What The Street Shows
TSM currently trades at $412.32 against a consensus analyst target of $467.84, implying roughly 12.29% upside.
Coverage breaks down as:
- Strong Buy: 5
- Buy: 12
- Hold: 2
- Sell: 0
Year to date, TSM has rallied 36.06%, while the S&P 500 proxy has climbed from $710.14 to $750.59 since the Q1 earnings release. TSM is meaningfully outpacing the broader market.
The Verdict: The Foundry That Owns The AI Bottleneck
At $412.32, Taiwan Semiconductor screens favorably on the data presented here.
Q2 guidance points to 32% year-over-year revenue growth, N2 entered high-volume production in Q4 2025, and the AI accelerator market is compounding in the higher 50s CAGR through 2029. With 2027 capacity already characterized as “very tight,” pricing leverage extends well beyond the current quarter.
The base case targets $473.08 for 14.74% upside, with a bull case reaching $551.20. The five-year base case projects 57.05% total return.

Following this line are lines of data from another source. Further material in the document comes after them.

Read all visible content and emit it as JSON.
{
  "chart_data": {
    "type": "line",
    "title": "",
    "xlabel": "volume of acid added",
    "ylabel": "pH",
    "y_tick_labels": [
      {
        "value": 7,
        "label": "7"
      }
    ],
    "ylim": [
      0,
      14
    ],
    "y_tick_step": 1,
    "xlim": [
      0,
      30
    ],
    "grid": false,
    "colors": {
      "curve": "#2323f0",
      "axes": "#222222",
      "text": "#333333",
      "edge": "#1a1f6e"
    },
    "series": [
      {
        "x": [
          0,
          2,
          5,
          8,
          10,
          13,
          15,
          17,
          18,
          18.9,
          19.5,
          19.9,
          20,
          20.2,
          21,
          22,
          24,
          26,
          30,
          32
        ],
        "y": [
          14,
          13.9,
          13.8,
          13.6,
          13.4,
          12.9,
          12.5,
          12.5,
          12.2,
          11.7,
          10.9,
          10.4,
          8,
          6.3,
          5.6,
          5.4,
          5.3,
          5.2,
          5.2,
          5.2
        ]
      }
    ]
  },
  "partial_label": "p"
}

What would invalidate the thesis: a hyperscaler capex reset, a credible competitor 2nm yield breakthrough, or a Taiwan Strait escalation. Watch July earnings, Arizona ramp milestones, and the H2 2027 second 3nm fab schedule.
TSMC owns the only fab capacity the AI buildout cannot route around, and the market is paying a reasonable multiple for that monopoly.